Plasma Exosomal miRNAs in Persons with and without Alzheimer Disease: Altered Expression and Prospects for Biomarkers

Abstract

To assess the value of exosomal miRNAs as biomarkers for Alzheimer disease (AD), the expression of microRNAs was measured in a plasma fraction enriched in exosomes by differential centrifugation, using Illumina deep sequencing. Samples from 35 persons with a clinical diagnosis of AD dementia were compared to 35 age and sex matched controls. Although these samples contained less than 0.1 microgram of total RNA, deep sequencing gave reliable and informative results. Twenty miRNAs showed significant differences in the AD group in initial screening (miR-23b-3p, miR-24-3p, miR-29b-3p, miR-125b-5p, miR-138-5p, miR-139-5p, miR-141-3p, miR-150-5p, miR-152-3p, miR-185-5p, miR-338-3p, miR-342-3p, miR-342-5p, miR-548at-5p, miR-659-5p, miR-3065-5p, miR-3613-3p, miR-3916, miR-4772-3p, miR-5001-3p), many of which satisfied additional biological and statistical criteria, and among which a panel of seven miRNAs were highly informative in a machine learning model for predicting AD status of individual samples with 83-89% accuracy. This performance is not due to over-fitting, because a) we used separate samples for training and testing, and b) similar performance was achieved when tested on technical replicate data. Perhaps the most interesting single miRNA was miR-342-3p, which was a) expressed in the AD group at about 60% of control levels, b) highly correlated with several of the other miRNAs that were significantly down-regulated in AD, and c) was also reported to be down-regulated in AD in two previous studies. The findings warrant replication and follow-up with a larger cohort of patients and controls who have been carefully characterized in terms of cognitive and imaging data, other biomarkers (e.g., CSF amyloid and tau levels) and risk factors (e.g., apoE4 status), and who are sampled repeatedly over time. Integrating miRNA expression data with other data is likely to provide informative and robust biomarkers in Alzheimer disease.

Fig 1. Expression of Alix in whole plasma vs. P3 fraction.

Fractions were prepared from normal mouse and human plasma, and equal amounts of protein were loaded for immunoblotting using anti-Alix antibody (see Methods). The P3 fractions were positive for Alix and were enriched relative to whole plasma.

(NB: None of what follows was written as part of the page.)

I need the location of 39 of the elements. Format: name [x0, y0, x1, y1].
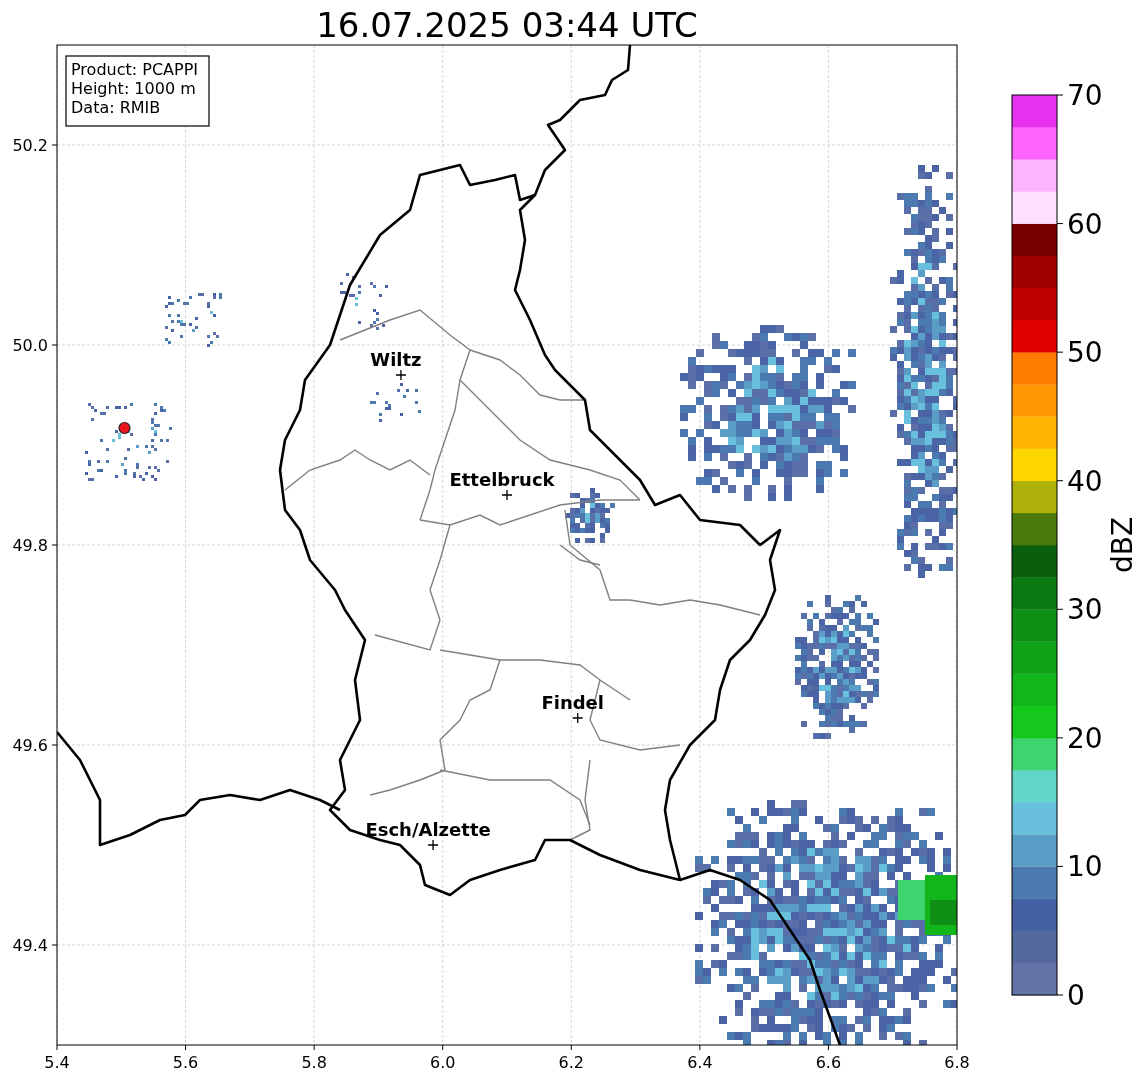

Fig 2. Distribution of fold-changes across mature miRNA loci.

This figure shows the mean fold-change (i.e., the AD/control ratio) for mature miRNA loci in the filtered dataset (all sequences aligning to a given locus were summed up to give one value per locus). Shown are only those miRNAs which expressed mean counts of at least 3.6 in the control group (this threshold removes the lowest 25% of loci; low expressing miRNAs were removed to reduce noise and ensure that the ratios are robust). The distribution roughly follows a normal curve, with approximately equal numbers of miRNAs up and down across groups, and most miRNAs showing fold-changes of 2-fold or less. Note that the fold-change is displayed on a log scale (e.g., a value of 1 represents a 10-fold increase and a value of -1 represents a 10-fold decrease).